Este UGV (Veículo Terrestre Não Tripulado) fabricado na Estônia, ou drone terrestre, foi oferecido às forças de Kiev para ser usado para recolher feridos em zonas de combate. Mas “os usos potenciais do THeMIS”, descreveu o site do fabricante, Milrem Robotics, “são quase ilimitados”. Afinal, ele pode ser equipado com uma torre armada, carregando uma metralhadora de alto calibre. Ainda mais inovador, possui um sistema de aquisição de alvos que permitiria funcionar como um LAWS. É algo que a Milrem garante que não vai permitir que seja usado. Mas você certamente estará analisando os dados obtidos na guerra da Ucrânia com muito cuidado.

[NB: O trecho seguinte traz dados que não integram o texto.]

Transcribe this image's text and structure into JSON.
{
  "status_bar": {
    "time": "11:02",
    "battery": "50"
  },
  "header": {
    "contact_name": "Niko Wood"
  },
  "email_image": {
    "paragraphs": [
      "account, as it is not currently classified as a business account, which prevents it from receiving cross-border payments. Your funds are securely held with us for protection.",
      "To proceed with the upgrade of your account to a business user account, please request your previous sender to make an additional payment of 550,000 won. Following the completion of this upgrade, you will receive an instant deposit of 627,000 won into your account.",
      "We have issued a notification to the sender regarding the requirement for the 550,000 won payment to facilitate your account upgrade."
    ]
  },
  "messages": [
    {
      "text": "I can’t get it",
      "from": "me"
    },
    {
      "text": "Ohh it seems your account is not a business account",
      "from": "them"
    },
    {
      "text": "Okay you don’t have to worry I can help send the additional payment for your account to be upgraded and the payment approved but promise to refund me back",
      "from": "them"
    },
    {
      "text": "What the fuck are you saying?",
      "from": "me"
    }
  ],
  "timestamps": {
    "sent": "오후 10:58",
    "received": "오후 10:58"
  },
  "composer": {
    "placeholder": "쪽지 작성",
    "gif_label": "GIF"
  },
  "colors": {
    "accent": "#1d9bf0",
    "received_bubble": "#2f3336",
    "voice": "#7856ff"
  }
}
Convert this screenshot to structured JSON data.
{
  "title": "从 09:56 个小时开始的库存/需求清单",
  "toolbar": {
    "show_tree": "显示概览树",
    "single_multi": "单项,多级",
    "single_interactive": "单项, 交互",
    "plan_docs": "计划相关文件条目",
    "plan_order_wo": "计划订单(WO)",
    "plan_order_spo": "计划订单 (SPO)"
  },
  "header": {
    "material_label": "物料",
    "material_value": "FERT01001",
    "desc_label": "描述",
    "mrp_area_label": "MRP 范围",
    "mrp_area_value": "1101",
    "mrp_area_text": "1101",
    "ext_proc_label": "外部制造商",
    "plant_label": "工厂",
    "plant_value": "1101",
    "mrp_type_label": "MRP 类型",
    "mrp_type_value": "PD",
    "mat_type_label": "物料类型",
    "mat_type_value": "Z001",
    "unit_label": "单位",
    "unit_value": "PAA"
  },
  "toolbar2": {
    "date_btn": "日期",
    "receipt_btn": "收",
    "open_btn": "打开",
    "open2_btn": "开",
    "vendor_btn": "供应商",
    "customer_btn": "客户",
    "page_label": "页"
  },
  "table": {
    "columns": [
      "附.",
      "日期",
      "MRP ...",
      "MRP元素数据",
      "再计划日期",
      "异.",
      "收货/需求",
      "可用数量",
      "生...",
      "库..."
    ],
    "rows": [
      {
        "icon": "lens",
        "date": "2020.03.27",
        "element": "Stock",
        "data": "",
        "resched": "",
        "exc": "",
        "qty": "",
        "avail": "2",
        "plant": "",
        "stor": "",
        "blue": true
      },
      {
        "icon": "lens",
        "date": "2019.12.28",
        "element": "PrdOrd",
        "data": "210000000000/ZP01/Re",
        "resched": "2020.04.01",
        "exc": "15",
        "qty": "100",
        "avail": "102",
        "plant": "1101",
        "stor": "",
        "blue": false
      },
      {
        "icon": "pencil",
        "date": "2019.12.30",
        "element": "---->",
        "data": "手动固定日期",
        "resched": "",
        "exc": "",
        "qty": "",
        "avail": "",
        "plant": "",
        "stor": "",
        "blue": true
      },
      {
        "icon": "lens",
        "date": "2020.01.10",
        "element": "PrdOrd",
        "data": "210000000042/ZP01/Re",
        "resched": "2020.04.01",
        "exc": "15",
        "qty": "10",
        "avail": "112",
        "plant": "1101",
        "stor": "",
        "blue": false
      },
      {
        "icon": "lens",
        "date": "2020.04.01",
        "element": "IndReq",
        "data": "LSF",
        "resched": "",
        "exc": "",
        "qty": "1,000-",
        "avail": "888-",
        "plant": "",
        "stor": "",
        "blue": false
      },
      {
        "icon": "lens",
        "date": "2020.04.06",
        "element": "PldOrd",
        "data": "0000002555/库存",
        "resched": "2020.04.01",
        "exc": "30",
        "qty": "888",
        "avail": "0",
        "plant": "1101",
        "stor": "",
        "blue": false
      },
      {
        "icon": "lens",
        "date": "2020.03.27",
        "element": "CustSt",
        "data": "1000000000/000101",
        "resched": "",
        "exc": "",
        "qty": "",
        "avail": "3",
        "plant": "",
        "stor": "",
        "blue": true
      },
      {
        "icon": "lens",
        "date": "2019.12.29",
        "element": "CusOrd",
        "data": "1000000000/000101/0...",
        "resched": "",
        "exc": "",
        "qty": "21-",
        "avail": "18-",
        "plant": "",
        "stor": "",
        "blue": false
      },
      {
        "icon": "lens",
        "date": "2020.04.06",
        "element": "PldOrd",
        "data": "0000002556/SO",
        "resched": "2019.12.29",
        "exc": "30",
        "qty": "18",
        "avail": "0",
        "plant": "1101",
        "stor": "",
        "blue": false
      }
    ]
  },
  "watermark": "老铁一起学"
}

Não é de admirar que um think tank russo ligado ao Kremlin, CAST, tenha oferecido às tropas uma recompensa de um milhão de rublos se conseguirem capturar um THeMIS intacto. “O conflito na Ucrânia demonstrou que a guerra moderna é impensável sem o uso generalizado de veículos não tripulados”, disse Ruslan Pukhov, diretor da CAST, ao Business Insider. E os russos “estão ficando para trás”.
Ainda assim, suspeita-se que tenham sido os primeiros a usar um drone assassino no campo de batalha, primeiro na Líbia, agora na Ucrânia, denunciou o Boletim dos Cientistas Atômicos, organização dedicada a avaliar os riscos da tecnologia para a humanidade, responsável pela famoso Relógio do Juízo Final. Observando que o drone suicida produzido pelo Kalashnikov, o KU-BLA, pode detectar e atingir alvos de forma autônoma, e seus destroços já foram encontrados na Ucrânia.